India’s Supreme Court on Friday refused to stop a controversial video inspection of a medieval mosque to seek remnants of a Hindu temple in Uttar Pradesh state, the latest row over Muslim monuments that are claimed by Hindus.
Chief Justice of India NV Ramana refused immediate intervention on the petition filed by the Gyanvapi mosque management after a civil court in Varanasi ordered that the entire mosque complex be inspected by video following claims that it contained idols of Hindu gods.
“We have not seen the papers. We don’t even know what is the matter. I don’t know anything. How can I pass an order? I will read and then pass orders. Let me see,” CJI Ramana told the petitioners who had pleaded for a status quo in the matter.
Last year, a group of Hindu women filed a plea in the local court demanding that they be allowed to pray inside the mosque complex that they believe contains idols of Hindu deities.
The women in their petition demanded free access to the complex and the right to pray to all “visible and invisible deities within the old temple complex”.
The litigation prompted the court to order an inspection and video recording of the mosque complex that has to be completed by May 17, despite protest by the mosque management over claims that the officials involved in the exercise were biased.
The 17th century Gyanvapi mosque in the Hindu holy city of Varanasi is believed to be built by Mughal ruler Aurangzeb allegedly over the ruins of an ancient Vishweshwar temple dedicated to the Hindu god Shiva.

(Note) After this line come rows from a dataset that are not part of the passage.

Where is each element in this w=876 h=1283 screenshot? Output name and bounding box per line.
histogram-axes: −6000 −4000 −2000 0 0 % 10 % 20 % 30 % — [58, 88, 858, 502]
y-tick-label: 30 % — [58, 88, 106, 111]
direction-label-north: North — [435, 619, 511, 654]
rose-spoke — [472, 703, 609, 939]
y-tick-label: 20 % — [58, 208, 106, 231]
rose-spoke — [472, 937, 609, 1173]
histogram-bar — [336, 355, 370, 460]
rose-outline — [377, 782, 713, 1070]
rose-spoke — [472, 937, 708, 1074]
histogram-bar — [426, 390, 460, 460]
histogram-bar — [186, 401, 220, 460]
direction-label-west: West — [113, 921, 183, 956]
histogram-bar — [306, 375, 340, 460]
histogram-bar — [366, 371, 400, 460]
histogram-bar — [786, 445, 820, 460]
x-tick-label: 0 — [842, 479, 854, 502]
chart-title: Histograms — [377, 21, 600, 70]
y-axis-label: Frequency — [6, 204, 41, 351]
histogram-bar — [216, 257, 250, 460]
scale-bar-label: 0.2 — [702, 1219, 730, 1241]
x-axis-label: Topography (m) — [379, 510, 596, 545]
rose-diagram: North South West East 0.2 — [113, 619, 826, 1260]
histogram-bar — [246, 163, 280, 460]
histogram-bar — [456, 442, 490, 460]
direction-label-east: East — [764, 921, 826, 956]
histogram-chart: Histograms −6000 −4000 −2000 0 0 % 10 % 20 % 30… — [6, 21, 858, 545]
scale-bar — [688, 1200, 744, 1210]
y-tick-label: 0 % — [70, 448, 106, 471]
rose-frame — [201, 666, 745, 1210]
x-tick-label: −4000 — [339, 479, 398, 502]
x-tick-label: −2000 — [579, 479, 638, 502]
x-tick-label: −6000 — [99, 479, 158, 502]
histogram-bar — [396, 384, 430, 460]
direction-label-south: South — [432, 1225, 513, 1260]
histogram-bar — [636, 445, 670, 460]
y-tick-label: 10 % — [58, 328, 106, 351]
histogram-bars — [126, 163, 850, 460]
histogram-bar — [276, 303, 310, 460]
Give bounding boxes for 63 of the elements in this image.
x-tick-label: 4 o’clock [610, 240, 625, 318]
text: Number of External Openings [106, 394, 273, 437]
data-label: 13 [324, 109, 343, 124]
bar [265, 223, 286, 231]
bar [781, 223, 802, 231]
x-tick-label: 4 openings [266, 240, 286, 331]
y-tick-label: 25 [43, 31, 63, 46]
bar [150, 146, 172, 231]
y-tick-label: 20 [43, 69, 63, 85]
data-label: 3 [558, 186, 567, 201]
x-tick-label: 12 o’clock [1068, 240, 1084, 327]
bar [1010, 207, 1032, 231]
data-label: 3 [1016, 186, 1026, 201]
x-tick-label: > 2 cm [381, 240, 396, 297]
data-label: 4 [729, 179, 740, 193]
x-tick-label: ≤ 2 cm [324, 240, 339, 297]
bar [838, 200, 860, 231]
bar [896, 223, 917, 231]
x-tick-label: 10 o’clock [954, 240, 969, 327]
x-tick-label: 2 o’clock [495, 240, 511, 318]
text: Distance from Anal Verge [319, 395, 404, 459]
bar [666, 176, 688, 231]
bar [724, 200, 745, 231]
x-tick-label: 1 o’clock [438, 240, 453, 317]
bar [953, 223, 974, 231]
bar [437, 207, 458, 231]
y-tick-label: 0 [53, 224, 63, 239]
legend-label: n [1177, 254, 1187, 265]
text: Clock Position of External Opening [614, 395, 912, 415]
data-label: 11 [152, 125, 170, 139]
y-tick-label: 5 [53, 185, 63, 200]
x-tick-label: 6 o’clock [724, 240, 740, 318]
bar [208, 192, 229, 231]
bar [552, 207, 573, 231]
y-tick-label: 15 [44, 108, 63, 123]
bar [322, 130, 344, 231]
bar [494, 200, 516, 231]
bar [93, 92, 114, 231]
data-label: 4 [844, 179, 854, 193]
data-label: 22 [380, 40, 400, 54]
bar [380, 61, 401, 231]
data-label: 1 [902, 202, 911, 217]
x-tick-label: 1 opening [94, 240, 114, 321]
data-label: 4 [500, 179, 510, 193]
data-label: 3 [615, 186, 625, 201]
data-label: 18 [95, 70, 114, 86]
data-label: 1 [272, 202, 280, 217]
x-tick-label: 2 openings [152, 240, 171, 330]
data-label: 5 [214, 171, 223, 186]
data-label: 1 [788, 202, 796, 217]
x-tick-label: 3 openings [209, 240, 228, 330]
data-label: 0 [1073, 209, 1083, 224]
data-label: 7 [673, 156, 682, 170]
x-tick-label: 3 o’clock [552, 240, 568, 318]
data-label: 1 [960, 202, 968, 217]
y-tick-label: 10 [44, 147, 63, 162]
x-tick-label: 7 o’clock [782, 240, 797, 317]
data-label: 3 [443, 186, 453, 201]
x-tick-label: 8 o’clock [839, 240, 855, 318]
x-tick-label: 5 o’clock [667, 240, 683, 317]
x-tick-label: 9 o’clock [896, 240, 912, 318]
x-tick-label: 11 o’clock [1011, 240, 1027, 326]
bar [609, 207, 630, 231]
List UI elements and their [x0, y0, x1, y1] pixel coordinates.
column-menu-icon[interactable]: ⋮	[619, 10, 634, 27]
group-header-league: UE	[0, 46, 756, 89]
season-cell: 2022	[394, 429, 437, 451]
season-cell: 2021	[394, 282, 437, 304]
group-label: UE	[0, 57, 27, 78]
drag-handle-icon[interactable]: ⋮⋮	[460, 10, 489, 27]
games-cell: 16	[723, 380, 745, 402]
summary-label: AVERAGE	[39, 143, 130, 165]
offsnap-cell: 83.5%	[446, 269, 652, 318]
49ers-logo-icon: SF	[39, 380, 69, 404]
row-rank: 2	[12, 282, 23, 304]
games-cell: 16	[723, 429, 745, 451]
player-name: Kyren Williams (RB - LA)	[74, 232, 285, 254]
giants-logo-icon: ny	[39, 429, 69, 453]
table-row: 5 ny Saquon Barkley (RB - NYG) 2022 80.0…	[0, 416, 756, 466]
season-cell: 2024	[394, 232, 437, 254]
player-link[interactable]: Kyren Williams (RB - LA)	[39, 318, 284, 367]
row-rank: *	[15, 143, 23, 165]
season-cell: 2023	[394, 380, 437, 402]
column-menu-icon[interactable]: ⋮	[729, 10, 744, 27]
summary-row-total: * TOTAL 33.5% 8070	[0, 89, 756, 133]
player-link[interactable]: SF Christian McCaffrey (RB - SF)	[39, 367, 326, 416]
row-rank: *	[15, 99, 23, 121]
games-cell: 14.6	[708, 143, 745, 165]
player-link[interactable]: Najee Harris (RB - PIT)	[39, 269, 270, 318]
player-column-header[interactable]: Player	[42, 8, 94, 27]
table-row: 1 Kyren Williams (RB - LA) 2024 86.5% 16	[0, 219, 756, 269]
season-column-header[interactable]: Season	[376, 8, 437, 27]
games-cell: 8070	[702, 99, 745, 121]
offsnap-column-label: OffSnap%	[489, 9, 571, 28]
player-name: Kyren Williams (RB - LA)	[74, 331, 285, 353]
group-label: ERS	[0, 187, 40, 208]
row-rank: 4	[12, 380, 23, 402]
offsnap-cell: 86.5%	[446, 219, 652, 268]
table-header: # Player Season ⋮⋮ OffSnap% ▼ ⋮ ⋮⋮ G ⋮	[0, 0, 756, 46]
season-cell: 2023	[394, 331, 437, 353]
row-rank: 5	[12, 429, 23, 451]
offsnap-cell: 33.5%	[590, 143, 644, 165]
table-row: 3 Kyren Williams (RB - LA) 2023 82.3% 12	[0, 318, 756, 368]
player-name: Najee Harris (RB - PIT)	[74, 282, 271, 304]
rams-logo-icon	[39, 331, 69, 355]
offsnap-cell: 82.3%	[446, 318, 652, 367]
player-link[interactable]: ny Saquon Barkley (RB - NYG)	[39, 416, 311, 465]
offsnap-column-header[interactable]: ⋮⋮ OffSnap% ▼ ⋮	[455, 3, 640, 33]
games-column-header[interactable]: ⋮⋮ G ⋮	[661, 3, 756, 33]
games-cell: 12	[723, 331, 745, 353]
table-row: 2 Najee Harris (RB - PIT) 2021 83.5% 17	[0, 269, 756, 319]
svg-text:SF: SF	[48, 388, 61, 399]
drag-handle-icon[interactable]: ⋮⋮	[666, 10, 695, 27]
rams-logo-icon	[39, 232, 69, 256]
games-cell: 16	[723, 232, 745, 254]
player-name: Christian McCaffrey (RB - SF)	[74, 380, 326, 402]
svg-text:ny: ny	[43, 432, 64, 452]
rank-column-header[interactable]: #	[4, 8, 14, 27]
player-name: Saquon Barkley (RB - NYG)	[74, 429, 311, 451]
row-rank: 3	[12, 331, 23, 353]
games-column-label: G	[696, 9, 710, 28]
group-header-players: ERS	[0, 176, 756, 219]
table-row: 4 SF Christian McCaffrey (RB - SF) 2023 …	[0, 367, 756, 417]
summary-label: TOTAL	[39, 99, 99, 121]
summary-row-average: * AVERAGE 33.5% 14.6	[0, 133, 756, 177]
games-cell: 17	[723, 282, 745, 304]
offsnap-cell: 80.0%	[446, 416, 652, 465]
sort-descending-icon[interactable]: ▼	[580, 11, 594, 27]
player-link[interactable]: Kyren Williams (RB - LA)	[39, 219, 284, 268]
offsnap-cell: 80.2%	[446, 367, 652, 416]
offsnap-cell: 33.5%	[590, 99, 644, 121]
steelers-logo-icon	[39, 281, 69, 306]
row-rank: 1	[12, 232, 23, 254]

An 18th-century Kashi Vishwanath temple lies in proximity of the mosque.
Right-wing Hindu groups including Vishwa Hindu Parishad, a radical group linked to powerful Hindu supremacist Rashtriya Swayamsevak Sangh, have campaigned for decades to reclaim the site over claims that the Mughal ruler had demolished the temple to make way for the mosque.
Several Hindu groups have unsuccessfully filed lawsuits to reclaim the mosque complex that is protected under India’s Places of Worship (Special Provisions) Act, 1991.
The legislation was passed to protect historical but contentious religious sites in the country and mandates that the nature of all places of worship shall be maintained as it was on the day India gained freedom from British rule in 1947.
But recurrent calls from the Hindu right-wing parties to demolish the mosque like the 14th century Babri Mosque that was razed by the members of the Hindu right-wing Bharatiya Janata Party and its RSS volunteers in 1992.
Asaduddin Owaisi, a prominent Muslim politician, called the videography of the mosque a blatant violation of the legal provision by the ruling political party.
He claimed that the ruling party was following the same pattern of Babri Mosque which was claimed to be built on the birthplace of Lord Ram by a section of Hindus.
“BJP wants to finish off the cultural aspect of Muslims in India … they want to erase the cultural history of Muslims. The party has no regard for the rule of law. They have decided there will be permanent communalism in India,” Mr Owaisi told The National.
“What is happening is a complete violation of the act … it is like the Babri Masjid, the same pattern. They are saying it is a temple. I do not want the same thing happening to Gyanvapi,” he said.
The renewed calls to determine the presence of idols in the mosque comes at a time when right-wing Hindu groups have made similar claims on Mughal and Islamic historical monuments, including the Taj Mahal which they claim is a Hindu temple.
On Tuesday, police in Delhi had detained scores of right-wing Hindus after they staged a protest near Qutub Minar, a 12th century Unesco world heritage site by Qutb-ud-din Aibak, the founder of Delhi Sultanate to rename it after the Hindu deity- Vishnu.